Moreover, it’s crucial to create flexible and adaptable spaces that can easily accommodate evolving work trends. Designing communal areas, incorporating technology to support remote collaboration, and providing amenities that promote a healthy work-life balance are all ways Asset Managers can ensure their properties remain valuable and desirable.
The key is to optimise spaces, providing incentives for people to return, or else these areas remain dormant, losing value over time.
“Asset Managers must evaluate office spaces and consider what they can do or add to that space to make people want to go in. If they don’t, they’re at risk of that building losing money, so everything they do is under a microscope. 10 years or so ago, their role was more straight forward, but now, it’s a much riskier game and Asset Managers require versatile skillset to keep up.”

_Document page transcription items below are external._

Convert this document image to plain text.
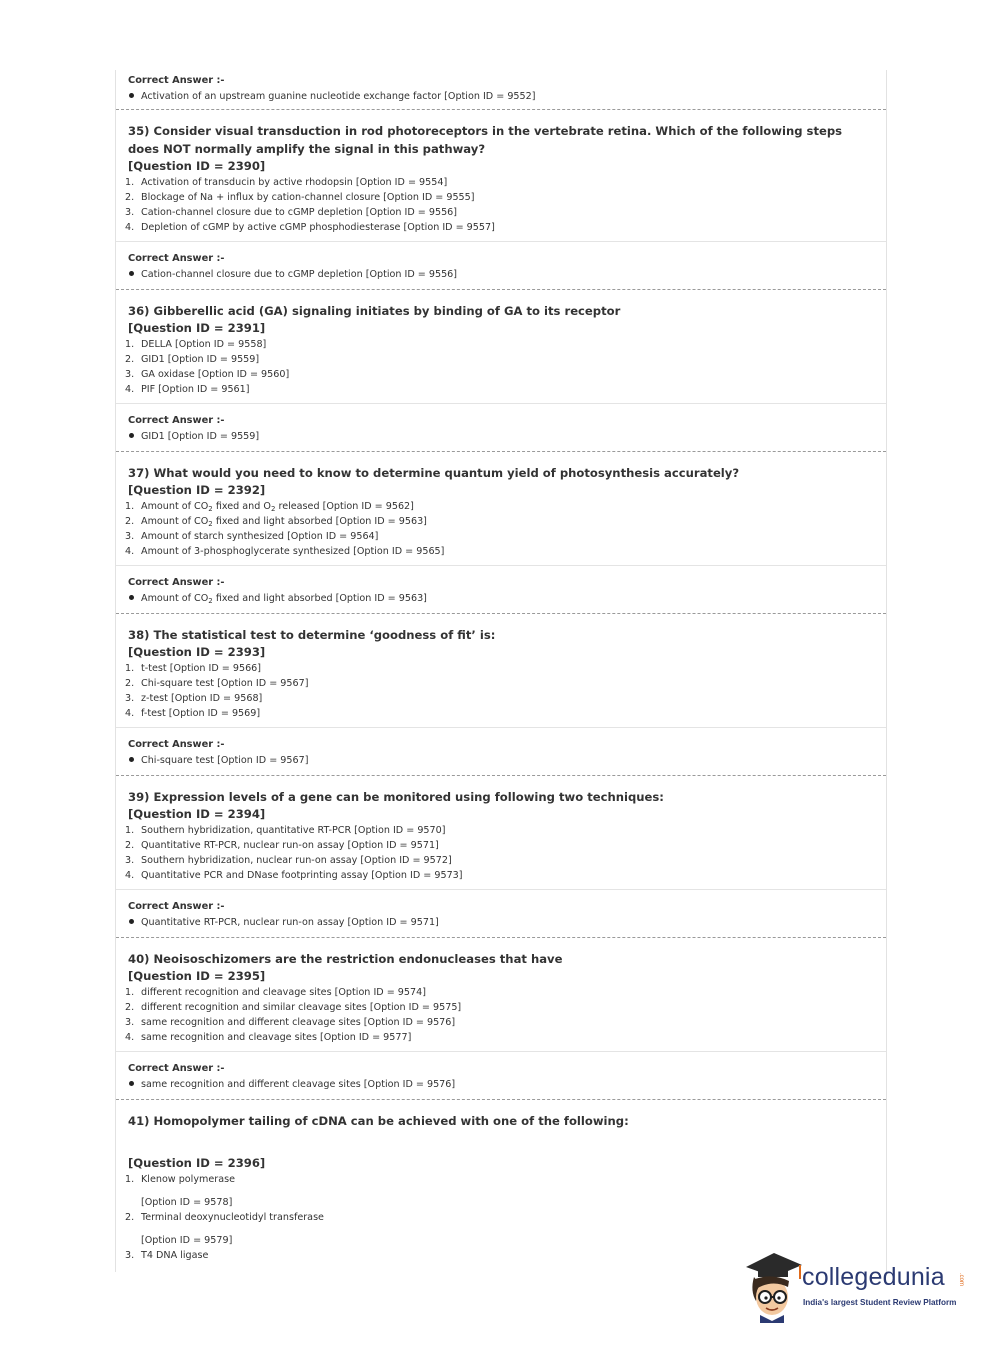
Correct Answer :-
Activation of an upstream guanine nucleotide exchange factor [Option ID = 9552]
35) Consider visual transduction in rod photoreceptors in the vertebrate retina. Which of the following steps does NOT normally amplify the signal in this pathway?
[Question ID = 2390]
1. Activation of transducin by active rhodopsin [Option ID = 9554]
2. Blockage of Na + influx by cation-channel closure [Option ID = 9555]
3. Cation-channel closure due to cGMP depletion [Option ID = 9556]
4. Depletion of cGMP by active cGMP phosphodiesterase [Option ID = 9557]
Correct Answer :-
Cation-channel closure due to cGMP depletion [Option ID = 9556]
36) Gibberellic acid (GA) signaling initiates by binding of GA to its receptor
[Question ID = 2391]
1. DELLA [Option ID = 9558]
2. GID1 [Option ID = 9559]
3. GA oxidase [Option ID = 9560]
4. PIF [Option ID = 9561]
Correct Answer :-
GID1 [Option ID = 9559]
37) What would you need to know to determine quantum yield of photosynthesis accurately?
[Question ID = 2392]
1. Amount of $CO_2$ fixed and $O_2$ released [Option ID = 9562]
2. Amount of $CO_2$ fixed and light absorbed [Option ID = 9563]
3. Amount of starch synthesized [Option ID = 9564]
4. Amount of 3-phosphoglycerate synthesized [Option ID = 9565]
Correct Answer :-
Amount of $CO_2$ fixed and light absorbed [Option ID = 9563]
38) The statistical test to determine ‘goodness of fit’ is:
[Question ID = 2393]
1. t-test [Option ID = 9566]
2. Chi-square test [Option ID = 9567]
3. z-test [Option ID = 9568]
4. f-test [Option ID = 9569]
Correct Answer :-
Chi-square test [Option ID = 9567]
39) Expression levels of a gene can be monitored using following two techniques:
[Question ID = 2394]
1. Southern hybridization, quantitative RT-PCR [Option ID = 9570]
2. Quantitative RT-PCR, nuclear run-on assay [Option ID = 9571]
3. Southern hybridization, nuclear run-on assay [Option ID = 9572]
4. Quantitative PCR and DNase footprinting assay [Option ID = 9573]
Correct Answer :-
Quantitative RT-PCR, nuclear run-on assay [Option ID = 9571]
40) Neoisoschizomers are the restriction endonucleases that have
[Question ID = 2395]
1. different recognition and cleavage sites [Option ID = 9574]
2. different recognition and similar cleavage sites [Option ID = 9575]
3. same recognition and different cleavage sites [Option ID = 9576]
4. same recognition and cleavage sites [Option ID = 9577]
Correct Answer :-
same recognition and different cleavage sites [Option ID = 9576]
41) Homopolymer tailing of cDNA can be achieved with one of the following:
[Question ID = 2396]
1. Klenow polymerase
[Option ID = 9578]
2. Terminal deoxynucleotidyl transferase
[Option ID = 9579]
3. T4 DNA ligase
collegedunia .com
India's largest Student Review Platform
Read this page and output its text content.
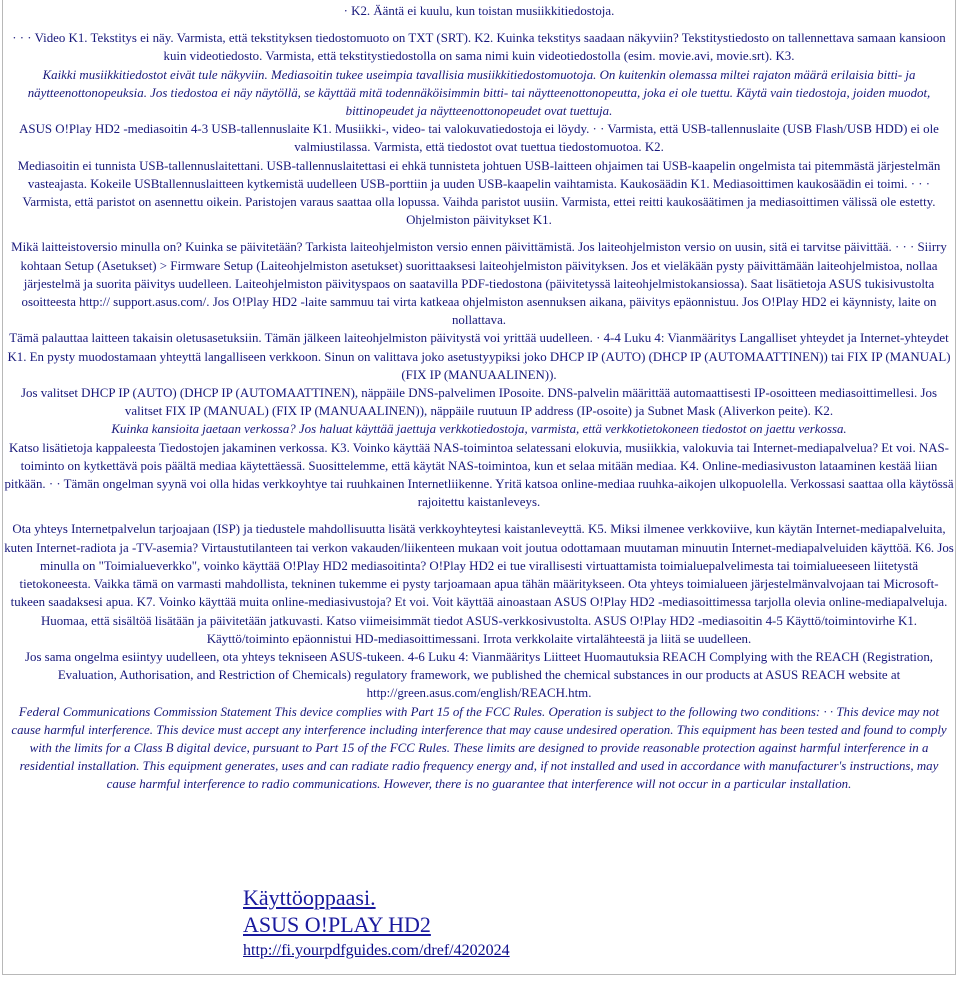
· K2. Ääntä ei kuulu, kun toistan musiikkitiedostoja.

· · · Video K1. Tekstitys ei näy. Varmista, että tekstityksen tiedostomuoto on TXT (SRT). K2. Kuinka tekstitys saadaan näkyviin? Tekstitystiedosto on tallennettava samaan kansioon kuin videotiedosto. Varmista, että tekstitystiedostolla on sama nimi kuin videotiedostolla (esim. movie.avi, movie.srt). K3.

Kaikki musiikkitiedostot eivät tule näkyviin. Mediasoitin tukee useimpia tavallisia musiikkitiedostomuotoja. On kuitenkin olemassa miltei rajaton määrä erilaisia bitti- ja näytteenottonopeuksia. Jos tiedostoa ei näy näytöllä, se käyttää mitä todennäköisimmin bitti- tai näytteenottonopeutta, joka ei ole tuettu. Käytä vain tiedostoja, joiden muodot, bittinopeudet ja näytteenottonopeudet ovat tuettuja.

ASUS O!Play HD2 -mediasoitin 4-3 USB-tallennuslaite K1. Musiikki-, video- tai valokuvatiedostoja ei löydy. · · Varmista, että USB-tallennuslaite (USB Flash/USB HDD) ei ole valmiustilassa. Varmista, että tiedostot ovat tuettua tiedostomuotoa. K2.

Mediasoitin ei tunnista USB-tallennuslaitettani. USB-tallennuslaitettasi ei ehkä tunnisteta johtuen USB-laitteen ohjaimen tai USB-kaapelin ongelmista tai pitemmästä järjestelmän vasteajasta. Kokeile USBtallennuslaitteen kytkemistä uudelleen USB-porttiin ja uuden USB-kaapelin vaihtamista. Kaukosäädin K1. Mediasoittimen kaukosäädin ei toimi. · · · Varmista, että paristot on asennettu oikein. Paristojen varaus saattaa olla lopussa. Vaihda paristot uusiin. Varmista, ettei reitti kaukosäätimen ja mediasoittimen välissä ole estetty. Ohjelmiston päivitykset K1.

Mikä laitteistoversio minulla on? Kuinka se päivitetään? Tarkista laiteohjelmiston versio ennen päivittämistä. Jos laiteohjelmiston versio on uusin, sitä ei tarvitse päivittää. · · · Siirry kohtaan Setup (Asetukset) > Firmware Setup (Laiteohjelmiston asetukset) suorittaaksesi laiteohjelmiston päivityksen. Jos et vieläkään pysty päivittämään laiteohjelmistoa, nollaa järjestelmä ja suorita päivitys uudelleen. Laiteohjelmiston päivityspaos on saatavilla PDF-tiedostona (päivitetyssä laiteohjelmistokansiossa). Saat lisätietoja ASUS tukisivustolta osoitteesta http:// support.asus.com/. Jos O!Play HD2 -laite sammuu tai virta katkeaa ohjelmiston asennuksen aikana, päivitys epäonnistuu. Jos O!Play HD2 ei käynnisty, laite on nollattava.

Tämä palauttaa laitteen takaisin oletusasetuksiin. Tämän jälkeen laiteohjelmiston päivitystä voi yrittää uudelleen. · 4-4 Luku 4: Vianmääritys Langalliset yhteydet ja Internet-yhteydet K1. En pysty muodostamaan yhteyttä langalliseen verkkoon. Sinun on valittava joko asetustyypiksi joko DHCP IP (AUTO) (DHCP IP (AUTOMAATTINEN)) tai FIX IP (MANUAL) (FIX IP (MANUAALINEN)).

Jos valitset DHCP IP (AUTO) (DHCP IP (AUTOMAATTINEN), näppäile DNS-palvelimen IPosoite. DNS-palvelin määrittää automaattisesti IP-osoitteen mediasoittimellesi. Jos valitset FIX IP (MANUAL) (FIX IP (MANUAALINEN)), näppäile ruutuun IP address (IP-osoite) ja Subnet Mask (Aliverkon peite). K2.

Kuinka kansioita jaetaan verkossa? Jos haluat käyttää jaettuja verkkotiedostoja, varmista, että verkkotietokoneen tiedostot on jaettu verkossa.

Katso lisätietoja kappaleesta Tiedostojen jakaminen verkossa. K3. Voinko käyttää NAS-toimintoa selatessani elokuvia, musiikkia, valokuvia tai Internet-mediapalvelua? Et voi. NAS-toiminto on kytkettävä pois päältä mediaa käytettäessä. Suosittelemme, että käytät NAS-toimintoa, kun et selaa mitään mediaa. K4. Online-mediasivuston lataaminen kestää liian pitkään. · · Tämän ongelman syynä voi olla hidas verkkoyhtye tai ruuhkainen Internetliikenne. Yritä katsoa online-mediaa ruuhka-aikojen ulkopuolella. Verkossasi saattaa olla käytössä rajoitettu kaistanleveys.

Ota yhteys Internetpalvelun tarjoajaan (ISP) ja tiedustele mahdollisuutta lisätä verkkoyhteytesi kaistanleveyttä. K5. Miksi ilmenee verkkoviive, kun käytän Internet-mediapalveluita, kuten Internet-radiota ja -TV-asemia? Virtaustutilanteen tai verkon vakauden/liikenteen mukaan voit joutua odottamaan muutaman minuutin Internet-mediapalveluiden käyttöä. K6. Jos minulla on "Toimialueverkko", voinko käyttää O!Play HD2 mediasoitinta? O!Play HD2 ei tue virallisesti virtuattamista toimialuepalvelimesta tai toimialueeseen liitetystä tietokoneesta. Vaikka tämä on varmasti mahdollista, tekninen tukemme ei pysty tarjoamaan apua tähän määritykseen. Ota yhteys toimialueen järjestelmänvalvojaan tai Microsoft-tukeen saadaksesi apua. K7. Voinko käyttää muita online-mediasivustoja? Et voi. Voit käyttää ainoastaan ASUS O!Play HD2 -mediasoittimessa tarjolla olevia online-mediapalveluja.

Huomaa, että sisältöä lisätään ja päivitetään jatkuvasti. Katso viimeisimmät tiedot ASUS-verkkosivustolta. ASUS O!Play HD2 -mediasoitin 4-5 Käyttö/toimintovirhe K1. Käyttö/toiminto epäonnistui HD-mediasoittimessani. Irrota verkkolaite virtalähteestä ja liitä se uudelleen.

Jos sama ongelma esiintyy uudelleen, ota yhteys tekniseen ASUS-tukeen. 4-6 Luku 4: Vianmääritys Liitteet Huomautuksia REACH Complying with the REACH (Registration, Evaluation, Authorisation, and Restriction of Chemicals) regulatory framework, we published the chemical substances in our products at ASUS REACH website at http://green.asus.com/english/REACH.htm.

Federal Communications Commission Statement This device complies with Part 15 of the FCC Rules. Operation is subject to the following two conditions: · · This device may not cause harmful interference. This device must accept any interference including interference that may cause undesired operation. This equipment has been tested and found to comply with the limits for a Class B digital device, pursuant to Part 15 of the FCC Rules. These limits are designed to provide reasonable protection against harmful interference in a residential installation. This equipment generates, uses and can radiate radio frequency energy and, if not installed and used in accordance with manufacturer's instructions, may cause harmful interference to radio communications. However, there is no guarantee that interference will not occur in a particular installation.

Käyttöoppaasi.
ASUS O!PLAY HD2
http://fi.yourpdfguides.com/dref/4202024
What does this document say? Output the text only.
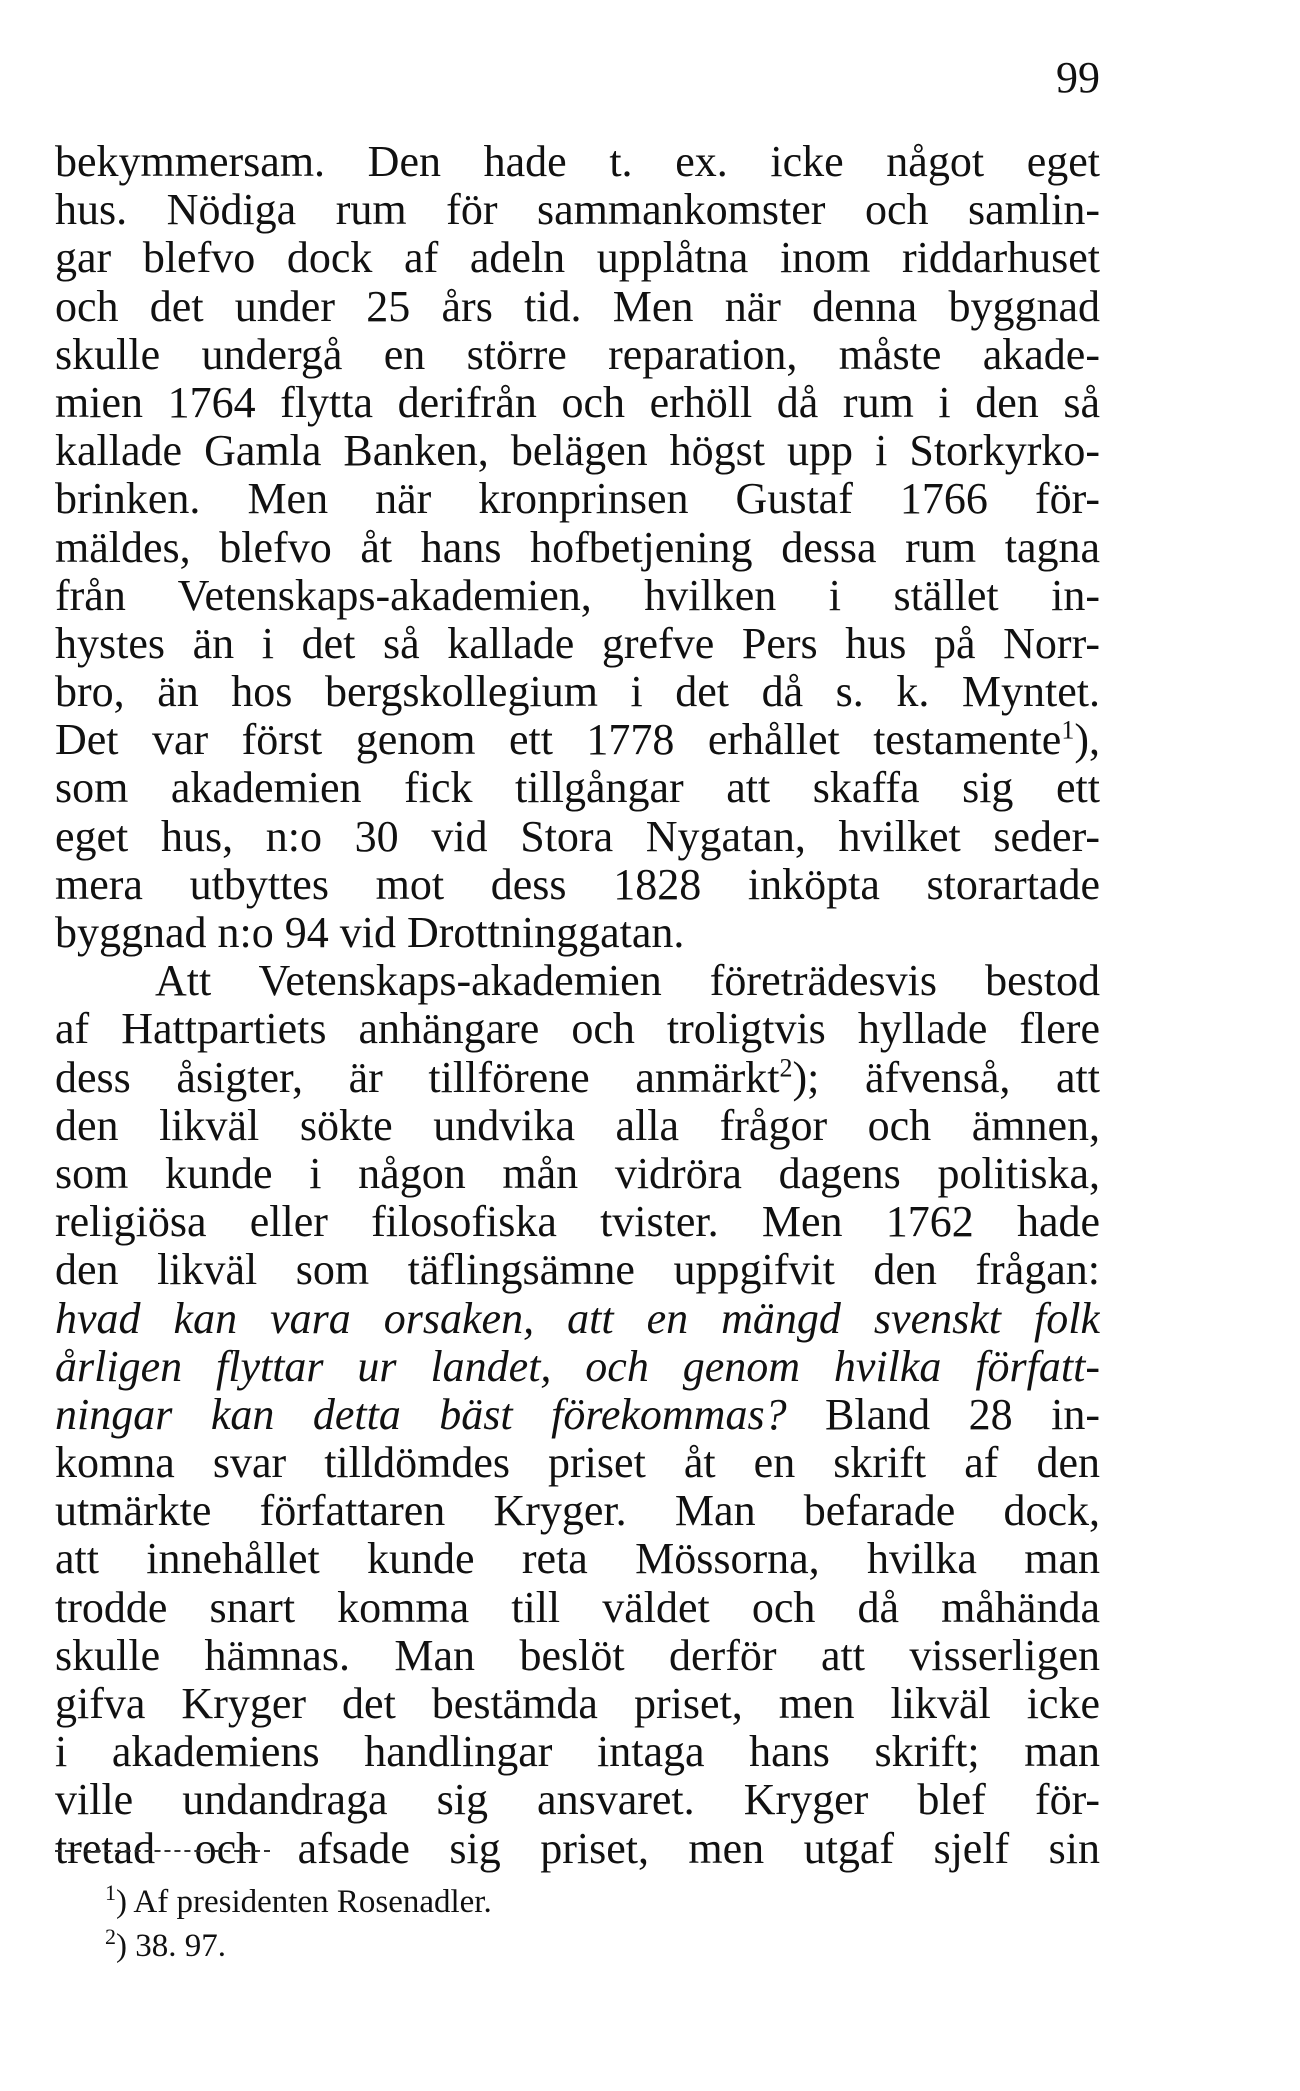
99
bekymmersam. Den hade t. ex. icke något eget
hus. Nödiga rum för sammankomster och samlin-
gar blefvo dock af adeln upplåtna inom riddarhuset
och det under 25 års tid. Men när denna byggnad
skulle undergå en större reparation, måste akade-
mien 1764 flytta derifrån och erhöll då rum i den så
kallade Gamla Banken, belägen högst upp i Storkyrko-
brinken. Men när kronprinsen Gustaf 1766 för-
mäldes, blefvo åt hans hofbetjening dessa rum tagna
från Vetenskaps-akademien, hvilken i stället in-
hystes än i det så kallade grefve Pers hus på Norr-
bro, än hos bergskollegium i det då s. k. Myntet.
Det var först genom ett 1778 erhållet testamente$^1$),
som akademien fick tillgångar att skaffa sig ett
eget hus, n:o 30 vid Stora Nygatan, hvilket seder-
mera utbyttes mot dess 1828 inköpta storartade
byggnad n:o 94 vid Drottninggatan.
Att Vetenskaps-akademien företrädesvis bestod
af Hattpartiets anhängare och troligtvis hyllade flere
dess åsigter, är tillförene anmärkt$^2$); äfvenså, att
den likväl sökte undvika alla frågor och ämnen,
som kunde i någon mån vidröra dagens politiska,
religiösa eller filosofiska tvister. Men 1762 hade
den likväl som täflingsämne uppgifvit den frågan:
hvad kan vara orsaken, att en mängd svenskt folk
årligen flyttar ur landet, och genom hvilka författ-
ningar kan detta bäst förekommas? Bland 28 in-
komna svar tilldömdes priset åt en skrift af den
utmärkte författaren Kryger. Man befarade dock,
att innehållet kunde reta Mössorna, hvilka man
trodde snart komma till väldet och då måhända
skulle hämnas. Man beslöt derför att visserligen
gifva Kryger det bestämda priset, men likväl icke
i akademiens handlingar intaga hans skrift; man
ville undandraga sig ansvaret. Kryger blef för-
tretad och afsade sig priset, men utgaf sjelf sin
$^1$) Af presidenten Rosenadler.
$^2$) 38. 97.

– Nicholas Carman, Director at Macdonald & Company.
The Rise of Proactive Commercial Understanding
There is a growing importance for Asset Managers to not just manage investments effectively, but also to have a deep and forward-thinking understanding of the commercial environment in which they operate.
This involves keeping up to date with market trends, economic indicators, and the broader financial ecosystem to make informed decisions that maximise investment returns.
To do this, Asset Managers can:
- Continue their learning: Stay updated with the latest market trends, economic news, and financial reports. This could involve subscribing to industry publications, attending webinars, and participating in relevant forums.
- Leverage technology: Use advanced analytics and data to learn more about their clients so that they can provide relevant, customised experiences.
- Attend networking events: Engage with other professionals in the field, including market analysts and other Asset Managers. Networking can provide insights into industry best practices and trends.
- Manage risks: Develop strategies for risk assessment and management. A proactive approach involves not only identifying potential risks but also having pre-emptive measures in place.
- Be financially savvy: Have the ability to analyse market trends, evaluate the performance of assets, and strategically allocate resources to maximise profitability while mitigating potential financial risks.
There is also a greater demand for Asset Managers with skills across different asset classes and the sub-categories within each which we’re exploring below.
Employing a Multi-Asset Strategy
Gone are the days when an Asset Manager could specialise in either commercial, residential or retail.
Now each of these categories are branching out, introducing sub-categories and unique demands by their owners and managers, with each necessitating a bespoke management approach to serve its users.
As the market for living spaces diversifies into increasingly specific usage categories, the expertise required for managing these spaces must also evolve.
This results in talent gaps and supply and demand challenges within the sector. Consequently, for Asset Managers to thrive, they must expand their knowledge to cover a variety of asset classes rather than focussing on one.
This need is further heightened by the adaptability of spaces, as offices can transition into residential areas and vice versa, supporting our earlier point regarding the improvement of workspaces with additional amenities such as gyms and childcare facilities.
Moreover, the theme of ‘hotel-isation’ is gaining traction. This concept, applicable to both residential and office buildings, sets an expectation for a certain level of service including concierge, who are capable of fulfilling a wide range of personal tasks, from laundry to pet care.
This gives people an even greater incentive to go into the office, reinforcing the need for Asset Managers to adopt a broad and inclusive approach to asset management.